Historical Sketch

According to the legend, Jimmu created the Japanese state by assuming the title "tenno" (emperor) in 660BC. Historical state tradition begins with the Kofun and Asuka periods in the 3rd century, but Japan remained divided into feudal states, with the emperor as nominal overlord, up to the unification during the Tokugawa shogunate in the early 17th century. In 1854, the United States militarily forced the opening of Japan which had banned almost all foreign contacts since the mid-16th century. This triggered the so-called Meiji Restoration of 1867 which ended the rule of the shoguns and modernized the state and society. The military strength led Japan into imperialism, expanding into Korea, China, Southeast Asia, and the Pacific. Japan entered World War II against the European colonial powers and the United States in December 1941 and was finally defeated in August 1945. The US-led Allied occupation of Japan lasted until 1952. The modern Japanese state, with a purely symbolic rule of the emperor, was recreated with the adoption of the 1947 constitution.

Monetary History Overview

Before modern times, Japan did not have a currency specified. For trade, gold and silver ingots were produced. During the Tokugawa Shogunate in the 17th century, the "three-currency system" of concurring gold, silver, and copper / iron coins got established. The coins were rectangular (gold, silver ingots) or round with a square hole as introduced in the 14th century as imitation of the Chinese Cash coins, the nominal base was the Ryo weight unit. The relative values of the different metals varied over time and between regions.

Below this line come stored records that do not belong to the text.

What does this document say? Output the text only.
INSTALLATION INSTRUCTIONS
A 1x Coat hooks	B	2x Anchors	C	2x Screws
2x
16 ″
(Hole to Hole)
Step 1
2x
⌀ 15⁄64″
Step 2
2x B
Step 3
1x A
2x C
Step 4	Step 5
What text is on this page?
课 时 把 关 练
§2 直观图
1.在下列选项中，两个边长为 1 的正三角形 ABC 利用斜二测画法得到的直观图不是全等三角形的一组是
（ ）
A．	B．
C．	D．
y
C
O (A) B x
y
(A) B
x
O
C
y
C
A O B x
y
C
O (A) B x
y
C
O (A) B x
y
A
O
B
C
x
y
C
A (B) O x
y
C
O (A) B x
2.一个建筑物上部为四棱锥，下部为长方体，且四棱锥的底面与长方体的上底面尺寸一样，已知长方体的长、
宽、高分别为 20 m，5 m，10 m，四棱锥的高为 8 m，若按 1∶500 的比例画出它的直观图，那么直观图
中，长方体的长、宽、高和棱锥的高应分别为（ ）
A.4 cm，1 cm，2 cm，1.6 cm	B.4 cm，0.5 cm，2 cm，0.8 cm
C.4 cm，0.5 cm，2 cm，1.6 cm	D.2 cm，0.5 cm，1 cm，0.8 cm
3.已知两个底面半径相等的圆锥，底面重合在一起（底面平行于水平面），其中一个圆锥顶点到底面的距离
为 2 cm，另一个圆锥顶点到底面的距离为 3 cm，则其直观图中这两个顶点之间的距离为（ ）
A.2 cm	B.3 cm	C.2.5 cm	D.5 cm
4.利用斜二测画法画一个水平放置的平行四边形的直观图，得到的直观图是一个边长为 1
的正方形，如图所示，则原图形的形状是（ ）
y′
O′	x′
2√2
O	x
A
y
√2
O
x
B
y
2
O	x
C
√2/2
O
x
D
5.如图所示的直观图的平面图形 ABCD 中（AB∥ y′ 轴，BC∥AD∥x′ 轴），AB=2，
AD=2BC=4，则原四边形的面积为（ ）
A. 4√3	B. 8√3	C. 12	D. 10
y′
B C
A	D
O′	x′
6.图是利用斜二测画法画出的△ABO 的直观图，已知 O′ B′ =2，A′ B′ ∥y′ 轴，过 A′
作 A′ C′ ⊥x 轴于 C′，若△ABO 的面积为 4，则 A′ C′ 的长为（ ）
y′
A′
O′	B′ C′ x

After the forced opening of Japan in 1854, the Spanish Dollar, which was already wide-spread in China, quickly established itself as a means of payment in the coastal regions. Ten years later, the Meiji Restoration completely revised the Japanese society. The monetary system was one of the fields of modernization. However, to stabilize the circulation, initially more coins old-style coins had to be issued, and Ryo dominated state paper money had to be introduced, replacing the circulating paper issued by regional entities (clan money). The specification of the new modern currency was debated as before the Meiji Restoration both gold and siver based trade had existed in Japan's "three-currency system". A first government resolution of January 1871 created the Japanese Yen as a silver currency, modelled after the Spanish Dollar, with auxiliary gold coins for larger transactions. But already in June of the same year, the government changed minds and issued a currency law in the gold standard with the Yen (almost) equal to the US Dollar. Silver coins were still part but restricted for use in foreign trade (with China and other Asian countries rooted in silver). The withdrawal of the pre-reform gold and silver ingots proved difficult and was completed only in 1898. In 1875, silver Yen coins were admitted for domestic transactions, as well, thereby effectively introducing bimetallism. In the mid-1880s, silver coins had driven out gold from circulation (Gresham's Law) so that the Yen had turned into a silver currency. In 1897, a new currency law brought Japan back to the gold standard with circulating gold coins at half the weight of the 1871 ones. The government had begun to issue paper money in the form of gold and silver certificates already in 1872. In 1882 the Bank of Japan began operations and took over paper money issuance three years later. In the 1930s, the gold standard was abandoned, and the Yen was pegged to the Pound Sterling, the repegged to the German Reichsmark after Japan and Germany had become allies in the Second World War.

The Japanese defeat in August 1945 and subsequent US-American occupation brought the collapse of the Japanese economy. The military administration defined a first exchange rate for the Yen in August 1945 at about 25% of the nominal wartime rate. Two revaluations of the military rate depreciated the Yen by more than 95% until, in April 1949, a first market value against the US Dollar could fixed, since at that time a first consolidation in the economy had taken place. The peg proved to be stable and remained unchanged for more than 20 years. In the 1960s, the Japanese economy began growing and the Dollar peg led to an under-valuation of the Japanese currency. In 1971, the Yen was upvalued against the US currency, and two years later, the exchange rate got floated. The upward trend of the Yen against the US Dollar continued throughout the next two-three decades, since the mid-1990s the exchange rate has remained more or less stable.

Japan joined the International Monetary Fund (IMF) on 13.08.1952.